What are free variables?
Consider the function literal for curried multiplication:
(x: Int) => (y: Int) => x * y
If you consider only the subexpression e := (y: Int) => x * y, then you can compute the set of free variables in e recursively as follows (starting from leafs x and y, and then building up the expression from its parts):
FREE(x) = {x} because x is a variable
FREE(y) = {y} because y is a variable
FREE(*) = {} because * is a built-in constant, for all practical purposes
FREE(x * y) = FREE(*) U FREE(x) U FREE(y) = {} U {x} U {y} = {x, y} by recursive descent into subtrees
FREE( (y: Int) => x * y ) = FREE(x * y) - {y} = {x, y} - {y} = {x}, because the variable y is bound by the in-line function definition, and therefore the variable y from FREE(x * y) becomes no longer free.

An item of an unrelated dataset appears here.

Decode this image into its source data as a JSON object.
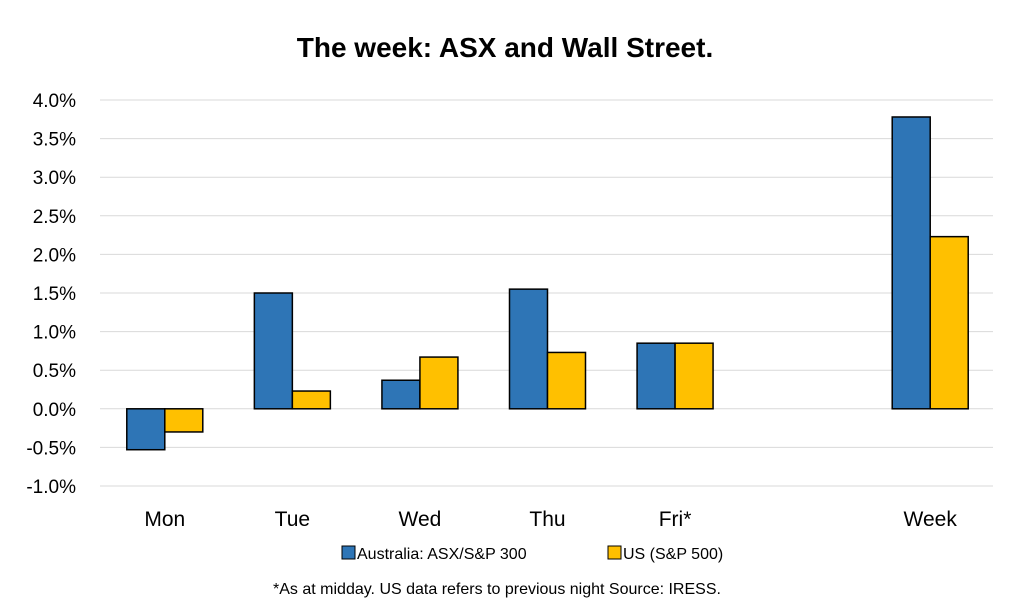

Thus the variable y is bound and x is free in the expression (y: Int) => x * y.
What are closures?
Now, what happens if you take the whole expression (x: Int) => (y: Int) => x * y and apply it to some constant, 7, say? What is returned?
The returned object is a closure of the expression (y: Int) => x * y, where the free variable x is set to value 7. So, in a sense, the result of
((x: Int) => (y: Int) => x * y)(7)
is something like an object with a single method, that looks roughly like
class y_to_x_times_y_closure(x: Int) {
def apply(y: Int) = x * y
}
instantiated as y_to_x_times_y_closure(7). Note that the value 7 cannot reside in the call stack of some function, because you can easily produce a whole bunch of closures like
for (i <- 0 to 1000) yield ((x: Int) => (y: Int) => x * y)(i))
that will have to coexist simultaneously in the same thread, with different captured values of i bound to the variable x. Therefore, the closures in Scala are implemented as heap-resident objects.
Why is this useful?
This is actually a way too broad question: it enables you to do functional programming. It's built into the language at such a deep level, that you can't really do anything without using tons of closures everywhere.
Consider the following trivial example: printing the multiplication table of one-digit numbers:
for (x <- 1 to 9) {
for (y <- 1 to 9) {
printf("%3d", x * y)
}
println()
}
This produces:
1 2 3 4 5 6 7 8 9
2 4 6 8 10 12 14 16 18
3 6 9 12 15 18 21 24 27
4 8 12 16 20 24 28 32 36
5 10 15 20 25 30 35 40 45
6 12 18 24 30 36 42 48 54
7 14 21 28 35 42 49 56 63
8 16 24 32 40 48 56 64 72
9 18 27 36 45 54 63 72 81
Those for-loops are actually desugared into the following method applications on the Range objects 1 to 9:
(1 to 9) foreach { x =>
(1 to 9) foreach { y =>
printf("%3d", x * y)
}
println()
}
What's the y => printf("%3d", x * y)-thing that is passed to the inner foreach? It is actually an expression with the free variable x. In order to print anything meaningful, it has to capture the value of x, which is in turn set to values 1 to 9 by the outer foreach. Thus, the inner foreach works with a closure of y => printf("%3d", x * y), where x is set to values 1 to 9.